En tanto que la novia, la Princesa, Diana y Arturo visitaban aquella suntuosa morada, el Duque entró con su yerno en el cuarto de éste y puso en sus manos una abultada cartera.

—He aquí, querido Jorge—le dijo,—el dote de Cristina. Cuando Dios me llame á sí, y con mi título, tendrá el resto de mi fortuna, que es bastante grande; no tengo fincas, porque aunque en España poseía algunas muy buenas, las vendí al fijarme en París; toda su dote consiste en billetes de Banco y títulos de la Deuda. Ahora, hijo mío, sólo me resta suplicarte que mires por su dicha como lo he hecho yo, que disimules sus defectos atendiendo á su tierna edad: á los diez y siete años no es extraño caer en algunas faltas de carácter; pero su corazón es noble y bueno, y sus errores no serán ni de larga duración ni de peligrosas consecuencias; haz que no llore el día que dejó la compañía de su padre, y que bendiga el día en que vino á tu lado.

—Señor—respondió el Marqués,—yo quisiera sin dote á Cristina, y que usted guardara ese dinero que no necesito ni me halaga; en cuanto á hacerla dichosa, no verterán por mí una sola lágrima sus ojos: si comete faltas, las excusaré como padre; pero no espero que llegue este caso. Veo en Cristina el ideal de la pureza, de la noble altivez, de la honrada dignidad que defiende á la mujer; nada tema usted por la suerte de su hija, pues yo sabré hacerla tan feliz como se merece. Mañana salimos para la Bretaña, y habitaremos el antiguo castillo donde nació mi madre, á orillas del mar: quiero realizar así uno de los sueños de la poética imaginación de Cristina; á la vuelta la verá usted más alegre que hoy, y le hablará á usted de su dicha.

El Duque estrechó la mano de su yerno, y ambos salieron de su cuarto para reunirse á los demás.

—¿Dónde está la señorita Julia?—preguntó la joven Marquesa á la camarera que se presentó para irle abriendo las puertas del soberbio palacio que iba á habitar.

—Se ha acostado, señora Marquesa,—-respon – dió aquélla.

—¿Y su aya?

—Está en su cuarto y esperando las órdenes de la señora Marquesa.

—Yo ya he visto y admirado tu casa, hermana mía —dijo Diana, tomando las dos manos de Cristina;—¿te vas á ir tú sin ver la mía?

—No quisiera—respondió la Marquesa;—pero dice Jorge que mañana salimos para Bretaña.

—Saldremos por la tarde—observó el Marqués, —y la mañana la pasaremos con vosotros.

—Pues hasta mañana.

—Hasta mañana.

Cristina abrazó á su padre, á la Princesa y á Diana, estrechando con efusión las manos del Vizconde, y todos salieron del palacio de Montbar.

El Duque y la Princesa acompañaron al Vizconde y á su esposa á su casa, que no era menos espléndida que la de Cristina; al salir de allí, el Duque, que se había quedado muy triste, dijo á la Princesa:

—Ya estamos solos los dos... ¿Por qué no nos unimos al pie del altar?

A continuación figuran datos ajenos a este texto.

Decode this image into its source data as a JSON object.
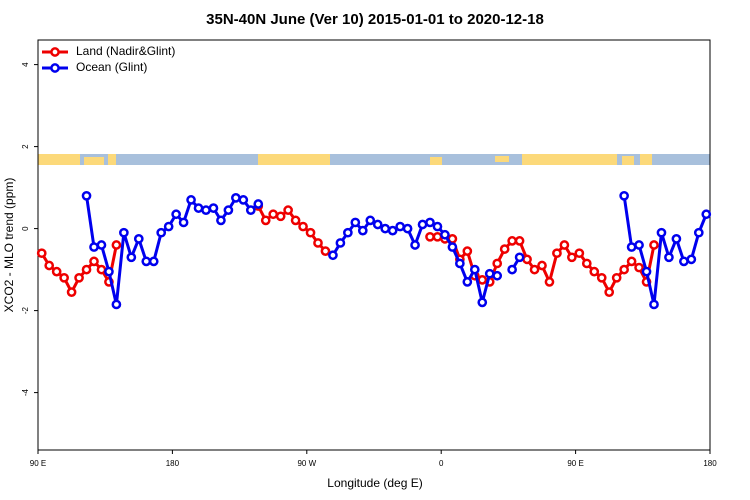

—Amigo mío —respondió la Princesa,—ya pasó la edad de nuestras ilusiones; ¿y qué es el matrimonio sin esas hermosas compañeras? Nada más que una tierna y acendrada amistad: esa nos la profesamos pura, leal, inalterable. No enajenemos, pues, nuestra libertad, ó á lo menos pensémoslo maduramente antes de hacerlo, en cuyo caso creo que seguiremos contentos con nuestro estado actual.

Llegaban, al decir esto la Princesa, á la puerta de su casa. Fedora dió la mano á su amigo con la misma serena cordialidad de costumbre, y entró en ella, volviéndose el Duque á la que antes ocupaba con su hija.

Cuando quedaron solos los Marqueses de Montbar, Jorge llamó á sus criados y los puso á las órdenes de su mujer, que les dirigió algunas palabras con la dulce benevolencia que era la base de su carácter; ordenó al mayordomo que hiciese á cada uno un regalo en nombre suyo, y los despidió, encargándoles que dijesen á Mme. de Varennes que podía recogerse.

Julia quedó aquella noche, por la primera vez de su vida, sin el beso de despedida de su padre, y su aya la oyó dar vueltas en su lecho y exhalar amargos y frecuentes suspiros.